Menschenrechtsorganisationen und UN-Experten haben begonnen, sich auf die Sprache der ethnischen Säuberung und sogar des Völkermords zu berufen, so groß ist ihre große Besorgnis über das Vorgehen Israels.

Die internationale Strafjustiz kann bei der Bewältigung dieser anhaltenden Gräueltaten eine Rolle spielen, und in diesem Moment hat Khan den Schlüssel in der Hand. Er hat die Chance, den Opfern Gerechtigkeit widerfahren zu lassen Realpolitik.
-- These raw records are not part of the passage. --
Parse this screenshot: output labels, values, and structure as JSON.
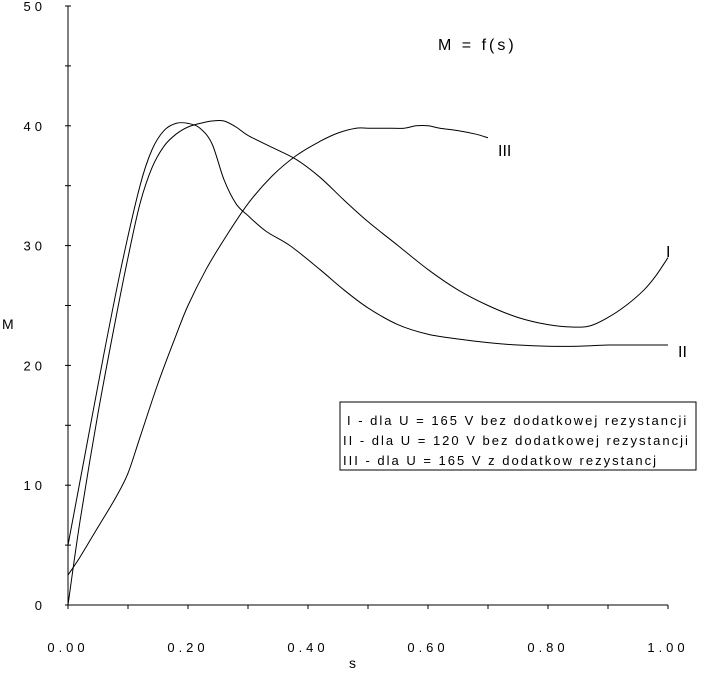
{
  "chart_data": {
    "type": "line",
    "title": "M  = f(s)",
    "xlabel": "s",
    "ylabel": "M",
    "xlim": [
      0,
      1.0
    ],
    "ylim": [
      0,
      50
    ],
    "x_ticks": [
      "0.00",
      "0.20",
      "0.40",
      "0.60",
      "0.80",
      "1.00"
    ],
    "y_ticks": [
      "0",
      "10",
      "20",
      "30",
      "40",
      "50"
    ],
    "grid": false,
    "legend_position": "right",
    "legend": [
      "I - dla U = 165 V bez dodatkowej rezystancji",
      "II - dla U = 120 V bez dodatkowej rezystancji",
      "III - dla U = 165 V z dodatkow  rezystancj"
    ],
    "series": [
      {
        "name": "I",
        "x": [
          0.0,
          0.02,
          0.05,
          0.08,
          0.1,
          0.12,
          0.14,
          0.16,
          0.18,
          0.2,
          0.22,
          0.24,
          0.26,
          0.28,
          0.3,
          0.34,
          0.38,
          0.42,
          0.46,
          0.5,
          0.55,
          0.6,
          0.65,
          0.7,
          0.75,
          0.8,
          0.84,
          0.87,
          0.9,
          0.93,
          0.96,
          0.98,
          1.0
        ],
        "y": [
          0.0,
          7.0,
          16.0,
          24.0,
          29.0,
          33.5,
          36.5,
          38.3,
          39.3,
          39.9,
          40.2,
          40.4,
          40.4,
          39.9,
          39.2,
          38.2,
          37.2,
          35.7,
          33.8,
          32.0,
          30.0,
          28.0,
          26.3,
          25.0,
          24.0,
          23.4,
          23.2,
          23.3,
          24.0,
          25.0,
          26.3,
          27.5,
          29.0
        ]
      },
      {
        "name": "II",
        "x": [
          0.0,
          0.03,
          0.06,
          0.09,
          0.12,
          0.14,
          0.16,
          0.18,
          0.2,
          0.22,
          0.24,
          0.26,
          0.28,
          0.3,
          0.33,
          0.37,
          0.42,
          0.46,
          0.5,
          0.55,
          0.6,
          0.65,
          0.7,
          0.75,
          0.8,
          0.85,
          0.9,
          0.95,
          1.0
        ],
        "y": [
          5.0,
          13.0,
          21.0,
          28.5,
          35.0,
          38.0,
          39.6,
          40.2,
          40.2,
          39.8,
          38.5,
          35.5,
          33.5,
          32.5,
          31.2,
          30.0,
          28.0,
          26.3,
          24.8,
          23.4,
          22.6,
          22.2,
          21.9,
          21.7,
          21.6,
          21.6,
          21.7,
          21.7,
          21.7
        ]
      },
      {
        "name": "III",
        "x": [
          0.0,
          0.02,
          0.05,
          0.08,
          0.1,
          0.12,
          0.15,
          0.18,
          0.2,
          0.23,
          0.26,
          0.3,
          0.34,
          0.38,
          0.42,
          0.45,
          0.48,
          0.5,
          0.53,
          0.56,
          0.58,
          0.6,
          0.62,
          0.65,
          0.68,
          0.7
        ],
        "y": [
          2.5,
          4.0,
          6.5,
          9.0,
          11.0,
          14.0,
          18.5,
          22.5,
          25.0,
          28.0,
          30.5,
          33.5,
          35.8,
          37.5,
          38.7,
          39.4,
          39.8,
          39.8,
          39.8,
          39.8,
          40.0,
          40.0,
          39.8,
          39.6,
          39.3,
          39.0
        ]
      }
    ]
  }
}
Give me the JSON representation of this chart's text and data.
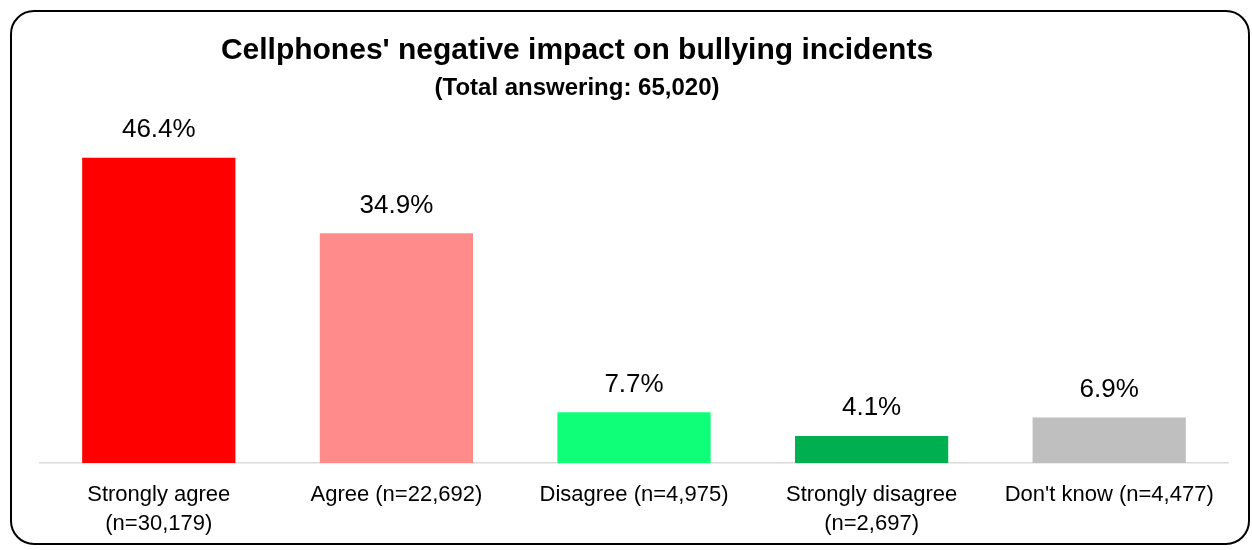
{
  "chart_data": {
    "type": "bar",
    "title": "Cellphones' negative impact on bullying incidents",
    "subtitle": "(Total answering: 65,020)",
    "categories": [
      "Strongly agree\n(n=30,179)",
      "Agree (n=22,692)",
      "Disagree (n=4,975)",
      "Strongly disagree\n(n=2,697)",
      "Don't know (n=4,477)"
    ],
    "values": [
      46.4,
      34.9,
      7.7,
      4.1,
      6.9
    ],
    "colors": [
      "#ff0000",
      "#ff8b8b",
      "#0fff78",
      "#00b050",
      "#bfbfbf"
    ],
    "value_labels": [
      "46.4%",
      "34.9%",
      "7.7%",
      "4.1%",
      "6.9%"
    ]
  }
}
Es ist eine wertvolle Symbolik, dass ein internationaler Staatsanwalt das Leid der Opfer anerkennt, so wie er es kürzlich bei seinem Besuch am Grenzübergang Rafah tat und die Notwendigkeit betonte, sicherzustellen, dass in Gaza „das Gesetz an vorderster Front“ sei.

Derzeit befindet sich der Nahe Osten an einem tödlichen Abgrund, und wie es im Römischen Statut des IStGH heißt, „bedrohen schwere Verbrechen den Frieden, die Sicherheit und das Wohlergehen der Welt.“ Der entscheidende nächste Schritt wird darin bestehen, Haftbefehle für politische und militärische Führer zu beantragen, sei es bei der Hamas oder Israel – und der Schutzmantel der US-Macht sollte letztere nicht vor der Rechenschaftspflicht schützen.

Letztendlich kann der IStGH hoffentlich nicht nur diejenigen in Machtpositionen daran erinnern, sich an das Völkerrecht zu halten, sondern auch den Opfern in einem Kontext, in dem viel zu lange Straflosigkeit vorherrscht, materielle Gerechtigkeit verschaffen.